For people taking Ritalin, effects can be either calming or stimulating. When lower doses are taken for ADHD, Ritalin affects certain chemicals in the brain to produce a calming effect. With larger doses, the drug acts as a stimulant to help people with narcolepsy stay alert and awake during the day. Serious effects may occur in those who abuse the medication, including hallucinations, hyperactivity, and aggressiveness.
Ritalin® (methylphenidate hydrochloride) is a prescription medication approved for treating attention deficit hyperactvity disorder (ADHD) and narcolepsy. In addition to helping with these condition, Ritalin has several other effects. As with most stimulants, the drug has different effects at prescribed doses than at higher doses.

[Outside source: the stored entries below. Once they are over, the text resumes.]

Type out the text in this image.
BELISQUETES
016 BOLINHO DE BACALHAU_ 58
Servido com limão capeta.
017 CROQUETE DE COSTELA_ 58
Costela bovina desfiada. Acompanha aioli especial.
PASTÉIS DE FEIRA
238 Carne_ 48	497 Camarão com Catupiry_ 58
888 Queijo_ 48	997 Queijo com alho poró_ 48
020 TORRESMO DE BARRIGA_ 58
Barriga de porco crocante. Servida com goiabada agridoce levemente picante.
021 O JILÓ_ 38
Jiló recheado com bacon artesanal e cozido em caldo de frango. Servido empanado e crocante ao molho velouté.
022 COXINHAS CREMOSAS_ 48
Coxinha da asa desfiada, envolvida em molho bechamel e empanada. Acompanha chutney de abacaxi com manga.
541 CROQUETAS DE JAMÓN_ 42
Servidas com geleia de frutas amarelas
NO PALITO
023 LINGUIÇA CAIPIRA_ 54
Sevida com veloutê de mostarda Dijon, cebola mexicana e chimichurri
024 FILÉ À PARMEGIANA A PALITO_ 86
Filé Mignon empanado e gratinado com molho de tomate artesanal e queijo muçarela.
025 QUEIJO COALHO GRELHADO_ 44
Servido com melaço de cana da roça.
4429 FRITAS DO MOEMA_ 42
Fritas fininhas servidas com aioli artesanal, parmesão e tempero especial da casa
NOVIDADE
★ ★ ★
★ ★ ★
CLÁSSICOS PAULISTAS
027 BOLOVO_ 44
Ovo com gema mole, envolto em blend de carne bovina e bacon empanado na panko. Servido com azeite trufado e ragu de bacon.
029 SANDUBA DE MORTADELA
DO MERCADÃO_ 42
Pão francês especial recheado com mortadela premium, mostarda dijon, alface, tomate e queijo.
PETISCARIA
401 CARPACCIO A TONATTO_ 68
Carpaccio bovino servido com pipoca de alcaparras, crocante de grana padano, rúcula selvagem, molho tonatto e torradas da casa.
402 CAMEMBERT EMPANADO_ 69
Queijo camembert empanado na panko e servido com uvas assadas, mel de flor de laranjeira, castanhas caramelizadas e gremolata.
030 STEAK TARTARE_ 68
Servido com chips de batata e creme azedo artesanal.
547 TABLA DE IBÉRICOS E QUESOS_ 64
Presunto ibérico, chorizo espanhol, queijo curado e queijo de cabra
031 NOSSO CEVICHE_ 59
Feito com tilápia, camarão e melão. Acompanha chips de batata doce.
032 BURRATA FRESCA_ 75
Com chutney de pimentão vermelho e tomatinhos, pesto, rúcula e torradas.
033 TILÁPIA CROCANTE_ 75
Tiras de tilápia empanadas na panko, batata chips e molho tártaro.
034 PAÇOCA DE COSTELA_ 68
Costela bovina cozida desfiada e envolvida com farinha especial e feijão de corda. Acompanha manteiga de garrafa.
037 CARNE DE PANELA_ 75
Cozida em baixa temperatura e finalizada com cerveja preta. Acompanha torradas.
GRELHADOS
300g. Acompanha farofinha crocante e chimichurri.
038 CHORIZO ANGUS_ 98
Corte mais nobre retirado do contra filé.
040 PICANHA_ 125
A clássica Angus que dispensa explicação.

The following sections explain in detail the effects Ritalin can have in the doses used to treat ADHD and narcolepsy, as well as side effects.
Ritalin is a stimulant, although it can have effects that are opposite from what would be expected of a stimulant. While stimulants (like caffeine) can cause hyperactivity, when used at the doses intended for ADHD treatment, Ritalin has a calming effect. When studied in children, this effect resulted in an improvement of ADHD symptoms when compared to children who did not take the medicine. While it is not known exactly how Ritalin works, it is known that the drug affects chemicals in the brain.
Ritalin and Narcolepsy
In general, Ritalin is used at slightly higher, more stimulating doses when used for narcolepsy, although low doses may be enough for some people with the condition. People with narcolepsy fall asleep uncontrollably, often at unwanted times. Ritalin has a stimulating effect on people with this condition, helping them to stay awake during the daytime.